LOST CAUSE - a cause that has lost all prospect of success (Merriam-Webster Online)
Trying to make the most of the natural activity and diversity of springtime in Connecticut, I try to get out frequently near my home in search of subjects to photograph. Sometimes I feel pressure to be as productive as possible during this short time of plenty. So after a busy week without much time for the outdoors, I was anxious to head out and find something to shoot. I set out on one of my favored routes in the afternoon, through the woods of Lyme and East Lyme, despite the dreary weather. After a few fruitless stops at some of the many land trust preserves and state forest areas on my route, I decided to pack it in, thinking it was a lost cause.

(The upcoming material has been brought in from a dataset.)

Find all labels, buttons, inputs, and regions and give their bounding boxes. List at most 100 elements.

On my way home, I caught a glimpse of the familiar football shape of a hawk through the trees and hit the brakes. Fortunately, these roads are lightly traveled, and I backed up to see what kind of hawk it was. A Broad-winged Hawk was hunting from a perch in a wooded swamp about 50 yards away, so I pulled off the road to see if I could get a picture. The hawk cast a few curious glances my way as I inched my car back and forth, trying to find a clear view of it through the trees, but continued its hunt. While searching for a vantage point to photograph the too-distant hawk through the jumble of gray trees, shooting up into the dull gray sky I was thinking "I'm really getting desperate here".

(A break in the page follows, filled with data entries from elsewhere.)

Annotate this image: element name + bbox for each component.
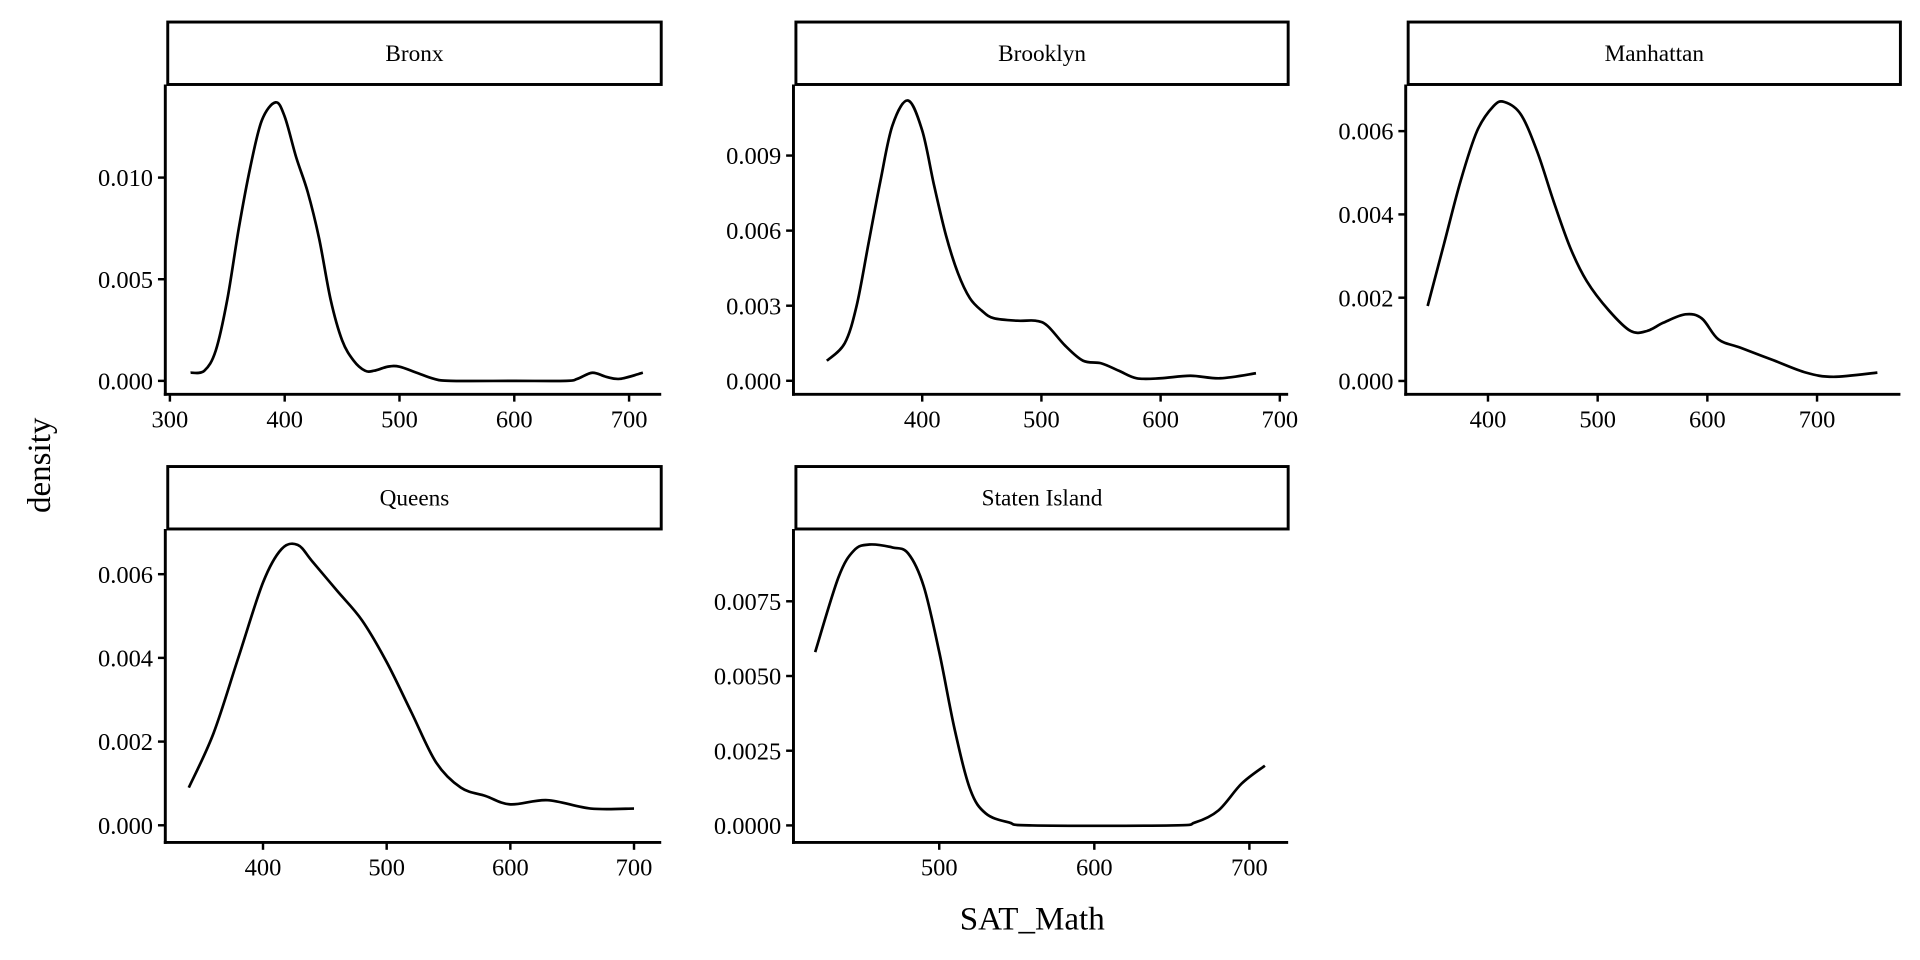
facet-strip xyxy=(166,20,663,86)
facet-strip xyxy=(1406,20,1902,86)
y-tick-label: 0.000 xyxy=(726,368,781,395)
density-line-queens xyxy=(187,542,635,811)
x-tick-label: 600 xyxy=(496,406,533,433)
x-tick-label: 500 xyxy=(381,406,418,433)
x-tick-label: 500 xyxy=(921,855,958,882)
density-line-staten-island xyxy=(813,543,1266,828)
x-tick-label: 600 xyxy=(1142,406,1179,433)
x-tick-label: 700 xyxy=(1231,855,1268,882)
y-tick-label: 0.0000 xyxy=(714,813,781,840)
facet-strip xyxy=(166,465,663,531)
x-tick-label: 700 xyxy=(1261,406,1298,433)
y-tick-label: 0.006 xyxy=(98,562,153,589)
y-tick-label: 0.004 xyxy=(1338,202,1393,229)
facet-strip-label: Manhattan xyxy=(1605,41,1705,67)
facet-strip-label: Brooklyn xyxy=(998,41,1086,67)
y-tick-label: 0.000 xyxy=(98,813,153,840)
panel-brooklyn: Brooklyn 0.000 0.003 0.006 0.009 400 500 600 700 xyxy=(726,20,1298,433)
panel-queens: Queens 0.000 0.002 0.004 0.006 400 500 600 700 xyxy=(98,465,663,882)
x-tick-label: 500 xyxy=(1023,406,1060,433)
facet-strip-label: Bronx xyxy=(385,41,443,67)
panel-staten-island: Staten Island 0.0000 0.0025 0.0050 0.0075 500… xyxy=(714,465,1290,882)
x-tick-label: 300 xyxy=(152,406,189,433)
x-tick-label: 400 xyxy=(266,406,303,433)
y-tick-label: 0.002 xyxy=(98,729,153,756)
x-tick-label: 700 xyxy=(611,406,648,433)
x-tick-label: 600 xyxy=(1689,406,1726,433)
x-tick-label: 500 xyxy=(368,855,405,882)
facet-strip-label: Queens xyxy=(380,486,450,512)
facet-strip-label: Staten Island xyxy=(982,486,1103,512)
x-tick-label: 400 xyxy=(245,855,282,882)
density-line-bronx xyxy=(190,101,644,383)
density-line-brooklyn xyxy=(825,99,1257,381)
facet-strip xyxy=(794,465,1290,531)
x-axis-title: SAT_Math xyxy=(960,901,1106,937)
y-tick-label: 0.0025 xyxy=(714,738,781,765)
x-tick-label: 700 xyxy=(1799,406,1836,433)
x-tick-label: 700 xyxy=(616,855,653,882)
x-tick-label: 400 xyxy=(904,406,941,433)
y-tick-label: 0.0050 xyxy=(714,664,781,691)
y-tick-label: 0.009 xyxy=(726,143,781,170)
y-tick-label: 0.006 xyxy=(1338,119,1393,146)
y-tick-label: 0.002 xyxy=(1338,285,1393,312)
x-tick-label: 600 xyxy=(492,855,529,882)
panel-manhattan: Manhattan 0.000 0.002 0.004 0.006 400 500 600 70… xyxy=(1338,20,1902,433)
y-tick-label: 0.006 xyxy=(726,218,781,245)
y-tick-label: 0.000 xyxy=(1338,369,1393,396)
density-line-manhattan xyxy=(1426,100,1878,379)
y-tick-label: 0.003 xyxy=(726,293,781,320)
y-tick-label: 0.010 xyxy=(98,165,153,192)
facet-strip xyxy=(794,20,1290,86)
y-tick-label: 0.004 xyxy=(98,645,153,672)
y-tick-label: 0.0075 xyxy=(714,589,781,616)
panel-bronx: Bronx 0.000 0.005 0.010 300 400 500 600 700 xyxy=(98,20,663,433)
y-tick-label: 0.000 xyxy=(98,368,153,395)
x-tick-label: 600 xyxy=(1076,855,1113,882)
x-tick-label: 400 xyxy=(1470,406,1507,433)
y-axis-title: density xyxy=(22,417,58,513)
y-tick-label: 0.005 xyxy=(98,267,153,294)
x-tick-label: 500 xyxy=(1579,406,1616,433)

After finally settling on a spot, training my long lens with teleconverter out the car window balanced on a jacket (I've never been able to justify spending so much on a specialized been bag for such purposes) the seconds had turned to minutes. Finding an exposure that I could shoot hand held and captured enough detail in the dark hawk while not completely blowing out the sky added more time. That the hawk was still there seemed a miracle, as I waited even longer for moments when would turn its head to the side or back toward me. Finally, a pick-up truck drove by, and the driver give me that "what the heck are you doing" look. By then I had taken more than 100 pictures and my thoughts echoed his look, "why am I wasting so much time on this picture, it's obviously a lost cause".
A week later, as I was catching up on editing and came across these raw pictures, I had similar sentiments and deleted most of them because they weren't sharp enough. I opened one of the keepers to see if I could do anything in the processing to transform the dull gray image and a glimmer of hope appeared. Photography is extremely subjective, and opinions will always vary about what makes a good photograph. I'm not sure whether it's because I had no hope for these pictures, or that the hints of color from the emerging leaves break up the gray linear composition, or that it shows the hawk in its habitat, doing what it does, but this turned into one of my favorite pictures from this spring. The popular trend in wildlife photography has been toward the sharp, clean close-ups with soft, out of focus background and no distracting elements. I like those kind of pictures but find they get boring pretty quickly. There is something rewarding about being able to organize the chaos that nature sometimes presents, and capture something a little less obvious that makes you look a little a little longer and closer at an image. It gives hope to all the lost causes out there.